Del Dangurs watched it all from his excellent automobile and found the entire scene quite fascinating. He wanted to get into the house to dig for more insider information on Colonel Garrett and his Pulitzer prize winning series on the paradox between those in combat and those on the home front. After all, it had been his call to Nina that had prompted the whole NCBI idea. He was truly brilliant.

Now, he needed the football player out of the house and then the possibilities were endless. Perhaps even go find Julie Nguyen and soil the good Colonel’s bed sheets. Sweetness.

He watched the football player enter from the rear and then come running out of the house quickly, looking over his shoulder, as if being chased.

CHAPTER 29

Bagram Air Base, Afghanistan
Saturday

Mary Ann Singlaub, military correspondent for the Charlotte Observer, tossed her Greenbeans Coffee cup into the trash receptacle, blew her bangs away from her forehead and grabbed her steno pad. There was a story brewing. She could feel it, and it wasn’t at the Big Army end of the base here in Afghanistan.

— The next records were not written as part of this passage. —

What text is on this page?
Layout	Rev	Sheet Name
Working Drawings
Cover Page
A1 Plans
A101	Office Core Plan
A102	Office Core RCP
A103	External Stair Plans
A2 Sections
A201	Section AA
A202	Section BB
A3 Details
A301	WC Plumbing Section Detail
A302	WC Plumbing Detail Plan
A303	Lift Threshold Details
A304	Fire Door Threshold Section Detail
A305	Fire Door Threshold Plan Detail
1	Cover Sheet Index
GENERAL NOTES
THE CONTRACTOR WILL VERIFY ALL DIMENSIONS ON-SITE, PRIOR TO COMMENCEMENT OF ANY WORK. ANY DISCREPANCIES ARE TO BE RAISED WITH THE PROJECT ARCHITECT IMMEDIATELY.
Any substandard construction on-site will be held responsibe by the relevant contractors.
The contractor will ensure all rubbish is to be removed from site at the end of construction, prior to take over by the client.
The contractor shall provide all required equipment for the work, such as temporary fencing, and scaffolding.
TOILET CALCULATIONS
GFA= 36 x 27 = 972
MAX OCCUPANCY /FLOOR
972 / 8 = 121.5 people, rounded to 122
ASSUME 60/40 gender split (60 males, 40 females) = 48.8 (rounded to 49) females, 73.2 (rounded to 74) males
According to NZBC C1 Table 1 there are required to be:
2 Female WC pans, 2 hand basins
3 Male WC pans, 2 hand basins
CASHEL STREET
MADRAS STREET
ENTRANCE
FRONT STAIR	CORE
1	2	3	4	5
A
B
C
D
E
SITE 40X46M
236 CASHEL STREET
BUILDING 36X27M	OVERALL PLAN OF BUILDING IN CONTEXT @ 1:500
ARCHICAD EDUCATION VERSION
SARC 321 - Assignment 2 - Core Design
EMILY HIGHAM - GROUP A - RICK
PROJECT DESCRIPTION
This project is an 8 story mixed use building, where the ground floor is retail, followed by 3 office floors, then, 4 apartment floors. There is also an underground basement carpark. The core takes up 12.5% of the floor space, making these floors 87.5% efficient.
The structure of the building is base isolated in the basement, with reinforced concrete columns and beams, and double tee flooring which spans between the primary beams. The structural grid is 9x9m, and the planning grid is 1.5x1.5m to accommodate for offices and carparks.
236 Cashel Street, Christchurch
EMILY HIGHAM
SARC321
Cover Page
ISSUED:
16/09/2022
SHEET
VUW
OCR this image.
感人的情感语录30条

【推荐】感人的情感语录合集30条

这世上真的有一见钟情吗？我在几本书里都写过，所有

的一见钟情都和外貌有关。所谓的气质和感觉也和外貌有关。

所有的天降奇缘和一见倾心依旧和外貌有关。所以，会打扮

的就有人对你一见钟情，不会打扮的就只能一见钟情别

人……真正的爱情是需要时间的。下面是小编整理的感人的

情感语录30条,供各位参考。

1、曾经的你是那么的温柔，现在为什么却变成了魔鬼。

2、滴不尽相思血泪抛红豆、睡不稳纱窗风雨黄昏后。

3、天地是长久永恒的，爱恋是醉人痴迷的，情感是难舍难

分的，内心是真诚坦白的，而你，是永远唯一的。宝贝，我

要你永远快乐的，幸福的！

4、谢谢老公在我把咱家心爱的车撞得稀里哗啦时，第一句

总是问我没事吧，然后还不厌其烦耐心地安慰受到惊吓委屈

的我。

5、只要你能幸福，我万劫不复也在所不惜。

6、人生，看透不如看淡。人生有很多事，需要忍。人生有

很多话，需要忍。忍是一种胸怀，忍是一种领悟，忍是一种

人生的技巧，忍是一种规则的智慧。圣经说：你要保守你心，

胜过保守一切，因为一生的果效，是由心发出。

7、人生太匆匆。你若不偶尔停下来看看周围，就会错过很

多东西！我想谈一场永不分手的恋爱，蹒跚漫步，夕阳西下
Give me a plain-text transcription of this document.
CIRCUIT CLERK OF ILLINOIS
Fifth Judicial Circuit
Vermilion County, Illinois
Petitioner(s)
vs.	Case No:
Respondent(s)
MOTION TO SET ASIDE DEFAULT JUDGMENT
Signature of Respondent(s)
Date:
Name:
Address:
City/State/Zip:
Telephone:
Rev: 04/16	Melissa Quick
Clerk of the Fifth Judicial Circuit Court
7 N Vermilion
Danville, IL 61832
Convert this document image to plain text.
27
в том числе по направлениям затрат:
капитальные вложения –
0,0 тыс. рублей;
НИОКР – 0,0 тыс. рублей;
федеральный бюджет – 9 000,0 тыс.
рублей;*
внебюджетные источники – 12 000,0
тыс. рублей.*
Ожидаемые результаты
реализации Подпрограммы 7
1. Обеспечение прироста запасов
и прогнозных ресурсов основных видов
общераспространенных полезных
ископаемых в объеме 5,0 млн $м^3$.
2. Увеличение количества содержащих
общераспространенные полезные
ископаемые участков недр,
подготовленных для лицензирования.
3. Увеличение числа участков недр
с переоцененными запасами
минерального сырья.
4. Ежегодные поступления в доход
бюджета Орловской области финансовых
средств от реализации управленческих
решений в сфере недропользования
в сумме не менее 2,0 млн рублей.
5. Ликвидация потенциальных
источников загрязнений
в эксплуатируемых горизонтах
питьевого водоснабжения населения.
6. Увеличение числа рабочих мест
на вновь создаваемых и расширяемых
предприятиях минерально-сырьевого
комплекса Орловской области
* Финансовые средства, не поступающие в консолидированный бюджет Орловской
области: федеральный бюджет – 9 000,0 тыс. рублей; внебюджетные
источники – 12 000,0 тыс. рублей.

The shooting down of the MH-47 was the big news, but that story was out. She had been able to get a couple of exclusives with some of the recovery team who had cycled back from the crash site, which was some damn good journalistic work, if she did say so herself.

On her third tour in a combat zone, Mary Ann had become expert at using her best asset to her advantage. At the end of the day, it was all very simple. She was a strikingly beautiful woman who, with those deep brown eyes and chestnut hair, could make even the most hardened Special Operations soldier blush. She always chose her attire carefully, definitely LL Bean and Northface, which allowed her to blend in. But some days required a size 2 instead of a size 4 in order to set the hook, get them looking.

Today was a size-2 kind of day.

With just two days remaining until she jumped on an airplane to head back to Charlotte, she wanted the juice one last time. Always in a constant battle with her editor, Mary Ann refused to write a story that was in any way negative or inflammatory. She wrote human interest stories that somehow always seemed to work. In her view, there were enough journalistic predators out there digging for the nefarious deeds, and she was quite comfortable that all that was bad would be sufficiently reported. No, her perspective, her niche, was to bring home the good news. She sought the uplifting news about heroism and triumph over tragedy.